Ambrose slid the gun across the table. "They won't refuse."

Silence fell.

Silence so deafening I cleared my throat to ease the weight of it, fidgeted in my seat to release the tension of it.

It was clear what Ambrose was insinuating. And it pained me, and Dr. Greene from the look of his stark expression, to have more death. But these men, those who clung to White Dove for the presumed power it leant them, they were evil. Murderers, and god knew what else. And if that included my father…

Well, I already knew the kind of man my father could be.

"Alright. I will help you. I owe Serena that much," Dr. Greene resigned, coming to his feet.

Ambrose stood with him. "And if they get their hands on Vivian, you will help me to release her before anyone can harm her?"

"Yes, of course." Dr. Greene turned his attention to me. "You are lucky. Doves have never before found their freedom. Not in over three hundred years."

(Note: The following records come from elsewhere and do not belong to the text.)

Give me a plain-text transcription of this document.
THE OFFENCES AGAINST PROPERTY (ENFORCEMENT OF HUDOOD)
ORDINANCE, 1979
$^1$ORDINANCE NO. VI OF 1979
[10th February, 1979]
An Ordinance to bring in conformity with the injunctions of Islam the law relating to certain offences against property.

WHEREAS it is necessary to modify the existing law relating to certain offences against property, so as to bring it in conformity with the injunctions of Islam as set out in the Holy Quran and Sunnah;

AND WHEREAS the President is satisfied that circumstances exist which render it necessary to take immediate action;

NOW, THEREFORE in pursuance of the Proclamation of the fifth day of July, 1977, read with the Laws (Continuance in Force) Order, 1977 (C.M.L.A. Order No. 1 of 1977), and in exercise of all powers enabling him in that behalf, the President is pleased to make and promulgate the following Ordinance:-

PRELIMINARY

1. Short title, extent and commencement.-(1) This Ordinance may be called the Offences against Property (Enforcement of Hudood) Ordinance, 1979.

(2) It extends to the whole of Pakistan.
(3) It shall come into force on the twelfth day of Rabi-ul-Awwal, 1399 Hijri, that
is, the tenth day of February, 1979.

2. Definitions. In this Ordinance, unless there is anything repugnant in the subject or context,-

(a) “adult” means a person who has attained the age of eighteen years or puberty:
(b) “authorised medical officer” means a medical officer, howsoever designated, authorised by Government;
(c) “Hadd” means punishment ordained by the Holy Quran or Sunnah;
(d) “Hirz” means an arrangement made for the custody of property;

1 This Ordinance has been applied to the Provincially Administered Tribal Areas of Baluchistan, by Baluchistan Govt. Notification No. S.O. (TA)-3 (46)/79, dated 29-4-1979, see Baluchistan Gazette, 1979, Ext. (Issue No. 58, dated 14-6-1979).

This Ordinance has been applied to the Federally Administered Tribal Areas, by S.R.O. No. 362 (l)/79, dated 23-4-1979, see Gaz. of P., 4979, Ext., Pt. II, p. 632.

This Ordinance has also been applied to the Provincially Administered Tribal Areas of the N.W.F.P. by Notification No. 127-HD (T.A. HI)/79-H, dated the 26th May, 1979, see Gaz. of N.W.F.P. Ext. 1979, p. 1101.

My muscles locked under his words and guilt had my nails tinging on the coffee mug. All those women over the last three centuries who had been in my shoes and never had an Ambrose to free them sat lofty on my shoulders. I hoped, in some strange way, that they would help us ensure that no woman had to be sacrificed again, especially as Ambrose—tall and panther-life—stood so adamantly that White Dove be disbanded and cease its rites.

My gaze fell over the firm glower of Ambrose's stare and the straight line of his nose, down to his strong chin and the ink swirling in his skin.

In my bones I knew that if anyone could perform such a feat, it was this Ambrose Wilder.